May Mayhem: Mind Readers, Mental Health and Medical Directives

I can’t predict the future or read minds. I’d venture to say, neither can you. Sure, we can all get a “feeling,” but, that’s about it.  However, our actions indicate we can predict the future and read minds.  We put off things like there is plenty of time and let’s admit it,we assume people want the same things we want or at least they should. A few weeks ago at brunch, we discussed theories around reward; it’s not about how “you” want to be rewarded, its how people want to be rewarded and you need to ask them; one size does not fit all.  As we went around the table, how we each wanted to be rewarded was different, no two answers were the same; some were similar and others were very different. A potent reminder, you don’t know what someone else is thinking, what someone else wants.

May is mental health month. It started in 1949; 73 years ago. But we really don’t like to talk about mental health until there is an incident. Maybe a shooting, maybe a suicide will cause a brief period of awareness. But again, as proven, kind of, sort of, you can’t read minds, you don’t know what someone is thinking or going through. You will see things through your lens, through your worldview and there is nothing wrong with that as long as you remind yourself, this is my view. So, what’s the big aha reveal for this week? A question, “who knows your death wish?”

Much in the same way, we really don’t discuss mental health until something happens, the same with death wishes, or as they are more commonly called, end of life wishes, advance directives, etc. OK, this is where predicting the future comes in. Unless you know when and how you’re going to exit from the living, you need this. My wishes are documented in my will and trust. I have told people what I want and to my surprise, a few  argued with me. Each time, as I started to “defend” my position, I realized, I don’t have to. These are my wishes, my choice, period. Like chocolate or vanilla ice cream, I don’t have to provide a justification, it’s a choice.  

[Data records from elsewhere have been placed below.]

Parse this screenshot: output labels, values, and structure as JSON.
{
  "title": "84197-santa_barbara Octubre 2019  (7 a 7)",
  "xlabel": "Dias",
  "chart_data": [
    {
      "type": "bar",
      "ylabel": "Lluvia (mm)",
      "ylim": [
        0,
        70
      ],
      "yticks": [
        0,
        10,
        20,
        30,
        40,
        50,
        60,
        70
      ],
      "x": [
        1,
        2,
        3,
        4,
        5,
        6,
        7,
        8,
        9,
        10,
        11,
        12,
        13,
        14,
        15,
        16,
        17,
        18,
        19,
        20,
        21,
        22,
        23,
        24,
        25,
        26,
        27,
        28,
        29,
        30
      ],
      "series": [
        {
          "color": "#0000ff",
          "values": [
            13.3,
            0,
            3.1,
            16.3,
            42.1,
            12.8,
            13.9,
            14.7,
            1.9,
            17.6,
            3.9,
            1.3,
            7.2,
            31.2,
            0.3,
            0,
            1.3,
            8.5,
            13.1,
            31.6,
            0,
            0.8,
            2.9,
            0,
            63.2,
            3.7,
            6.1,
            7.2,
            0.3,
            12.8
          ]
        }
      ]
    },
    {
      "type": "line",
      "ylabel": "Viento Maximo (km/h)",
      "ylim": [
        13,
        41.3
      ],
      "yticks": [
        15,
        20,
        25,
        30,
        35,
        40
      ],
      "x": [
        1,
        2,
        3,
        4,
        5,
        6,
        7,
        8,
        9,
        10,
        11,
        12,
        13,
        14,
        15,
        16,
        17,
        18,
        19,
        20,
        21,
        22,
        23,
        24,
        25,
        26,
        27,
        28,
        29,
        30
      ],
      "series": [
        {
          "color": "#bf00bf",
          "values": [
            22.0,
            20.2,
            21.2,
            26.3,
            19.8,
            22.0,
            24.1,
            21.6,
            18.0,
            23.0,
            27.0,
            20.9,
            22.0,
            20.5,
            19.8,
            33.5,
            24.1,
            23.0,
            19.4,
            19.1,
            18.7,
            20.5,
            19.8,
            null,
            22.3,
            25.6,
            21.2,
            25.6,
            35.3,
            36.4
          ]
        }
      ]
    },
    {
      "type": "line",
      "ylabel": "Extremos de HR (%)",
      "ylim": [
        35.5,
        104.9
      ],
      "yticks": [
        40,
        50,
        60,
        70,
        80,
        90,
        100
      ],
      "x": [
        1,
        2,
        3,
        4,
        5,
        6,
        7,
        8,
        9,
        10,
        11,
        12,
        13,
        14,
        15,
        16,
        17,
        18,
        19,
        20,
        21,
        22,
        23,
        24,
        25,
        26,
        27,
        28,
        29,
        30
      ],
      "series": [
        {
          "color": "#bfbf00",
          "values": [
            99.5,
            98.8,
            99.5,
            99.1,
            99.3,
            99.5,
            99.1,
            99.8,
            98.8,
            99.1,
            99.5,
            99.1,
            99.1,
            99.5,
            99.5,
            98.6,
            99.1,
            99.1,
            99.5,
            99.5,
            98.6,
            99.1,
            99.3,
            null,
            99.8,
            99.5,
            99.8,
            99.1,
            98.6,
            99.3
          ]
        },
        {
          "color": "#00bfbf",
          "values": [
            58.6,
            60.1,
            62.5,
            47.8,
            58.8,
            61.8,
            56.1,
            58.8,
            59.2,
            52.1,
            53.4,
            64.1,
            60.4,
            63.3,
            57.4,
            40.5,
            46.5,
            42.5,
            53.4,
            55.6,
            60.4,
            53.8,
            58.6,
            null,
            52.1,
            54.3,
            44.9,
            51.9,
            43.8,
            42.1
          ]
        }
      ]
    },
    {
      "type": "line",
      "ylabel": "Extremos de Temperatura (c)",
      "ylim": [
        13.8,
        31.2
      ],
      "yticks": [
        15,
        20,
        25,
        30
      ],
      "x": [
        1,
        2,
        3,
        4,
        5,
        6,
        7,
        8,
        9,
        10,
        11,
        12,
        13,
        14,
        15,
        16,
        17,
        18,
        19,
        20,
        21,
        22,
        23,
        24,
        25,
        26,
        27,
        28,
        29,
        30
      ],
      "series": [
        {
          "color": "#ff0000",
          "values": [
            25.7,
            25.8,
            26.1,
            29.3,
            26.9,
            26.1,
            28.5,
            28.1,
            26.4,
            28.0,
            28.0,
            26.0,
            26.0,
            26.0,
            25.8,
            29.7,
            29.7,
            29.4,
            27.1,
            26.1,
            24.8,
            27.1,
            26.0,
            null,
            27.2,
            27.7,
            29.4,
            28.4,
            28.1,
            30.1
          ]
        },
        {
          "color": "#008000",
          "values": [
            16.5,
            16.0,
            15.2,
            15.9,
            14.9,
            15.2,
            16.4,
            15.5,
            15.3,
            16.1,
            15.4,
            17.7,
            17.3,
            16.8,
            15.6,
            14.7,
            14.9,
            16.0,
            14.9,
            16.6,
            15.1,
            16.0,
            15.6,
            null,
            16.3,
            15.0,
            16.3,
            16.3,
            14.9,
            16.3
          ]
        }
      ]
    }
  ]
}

A few posts back, I talked about that’s not helpful, the deadly silence around mental health. In the same way most people are not equipped to help you deal with a mental health issue, and you hear “snap out of it, others have it worst, blah, blah, blah.” Well, people are not equipped to handle your death wish either. If you don’t have anything in place, a POLST Form is a good way to review and understand various scenarios. While it is designed for people who are seriously ill or medically frail, it is a good way to start a discussion and planning. On Saturday, 14 May 2022, a gunman killed 10 people in a Buffalo New York Grocery Store. I believe no one in the store with the exception of the shooter expected the outcome.

Without the ability to read minds or predict the future, it may be an unpleasant task that needs to be done. This May, during mental health awareness month, can we have these uncomfortable conversations about an inevitable outcome? If you love those around you, don’t leave them with ambiguity. This week, consider your end of life wishes; what’s your choice and who knows?